Last updated 2023-10-24 04:23:18

OpenAPI Specification | All-In-One Tutorial

Table of contents


In this tutorial, we will look at how to document HTTP-based APIs [→] using the OpenAPI Specification [↗].

My suggestion will be to spread out this tutorial by reading a section a day. I believe this will help prevent information overload.

What is an API?

Let's start by looking at APIs, feel free to skip this section if you are already familiar with them.

Imagine yourself on an e-commerce website, browsing through the latest sneakers. You click through a few of them, add one or two to the cart, head to check-out, provide your delivery details, and finally make payments to complete the transaction.

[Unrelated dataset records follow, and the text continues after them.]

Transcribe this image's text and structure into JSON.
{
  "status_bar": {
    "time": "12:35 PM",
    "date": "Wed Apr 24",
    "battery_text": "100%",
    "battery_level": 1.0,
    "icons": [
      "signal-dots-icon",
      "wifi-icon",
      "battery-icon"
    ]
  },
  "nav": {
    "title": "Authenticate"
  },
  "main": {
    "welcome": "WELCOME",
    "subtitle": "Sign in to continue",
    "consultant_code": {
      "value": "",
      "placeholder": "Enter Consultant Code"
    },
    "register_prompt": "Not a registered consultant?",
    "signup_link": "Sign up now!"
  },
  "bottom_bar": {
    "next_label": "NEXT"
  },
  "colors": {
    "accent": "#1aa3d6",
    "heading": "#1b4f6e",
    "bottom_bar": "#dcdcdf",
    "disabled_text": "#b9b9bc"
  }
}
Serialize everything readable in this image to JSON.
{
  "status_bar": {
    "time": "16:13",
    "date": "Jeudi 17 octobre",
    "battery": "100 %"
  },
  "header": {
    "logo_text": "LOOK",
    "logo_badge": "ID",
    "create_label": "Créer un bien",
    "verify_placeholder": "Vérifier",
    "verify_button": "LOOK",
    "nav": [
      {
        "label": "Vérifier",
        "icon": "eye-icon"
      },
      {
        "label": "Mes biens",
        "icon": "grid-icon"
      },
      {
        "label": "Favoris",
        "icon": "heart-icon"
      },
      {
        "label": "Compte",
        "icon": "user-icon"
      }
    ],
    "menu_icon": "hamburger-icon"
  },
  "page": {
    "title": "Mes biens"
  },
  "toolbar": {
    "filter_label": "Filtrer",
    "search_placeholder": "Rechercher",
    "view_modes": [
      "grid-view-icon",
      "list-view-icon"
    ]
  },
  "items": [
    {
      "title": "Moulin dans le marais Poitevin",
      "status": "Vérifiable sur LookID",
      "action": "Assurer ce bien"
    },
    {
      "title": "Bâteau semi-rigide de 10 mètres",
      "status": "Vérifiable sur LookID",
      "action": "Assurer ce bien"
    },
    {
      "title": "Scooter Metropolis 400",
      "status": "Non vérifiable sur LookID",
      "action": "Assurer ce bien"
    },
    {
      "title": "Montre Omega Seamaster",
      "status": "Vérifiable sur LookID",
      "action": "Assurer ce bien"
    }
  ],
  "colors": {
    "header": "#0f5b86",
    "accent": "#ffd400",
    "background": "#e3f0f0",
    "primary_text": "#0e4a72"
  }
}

Under the hood several things could be happening, for example, the website might call on a third-party payment processor to process your payments.

Since the payment processor is a separate service from the e-commerce website, they both need to figure out a way to communicate with each other. APIs are mostly used to facilitate these types of communications.

APIs are nothing more than URLs, like the one you type into your browser but this time round, instead of returning a user interface, it returns some form of structured data that the requesting system will understand. For example, JSON [↗].

What are endpoints?

A collection of endpoints makes up an API. Continuing from the analogy we started above, while on the e-commerce site, you perform different actions. You request a list of shoes, you submit your purchase request, and maybe you update your cart content or even delete items from your cart.

When it comes to APIs these actions can be designated to different URLs called endpoints. So when those specific URLs are called the system understands the action the user wants to perform.

You can read more about endpoints from the "What is An API Endpoint?" [↗] guide.

Note: The next few sections will sound very abstract and hard to conceptualize, don't give up! Once we begin looking at examples everything will begin to make sense.

What is an HTTP method?

request and response diagram | HTTP [→]

The Hypertext Transfer Protocol (HTTP) [↗] is the standard protocol that is followed when it comes to moving data over the internet.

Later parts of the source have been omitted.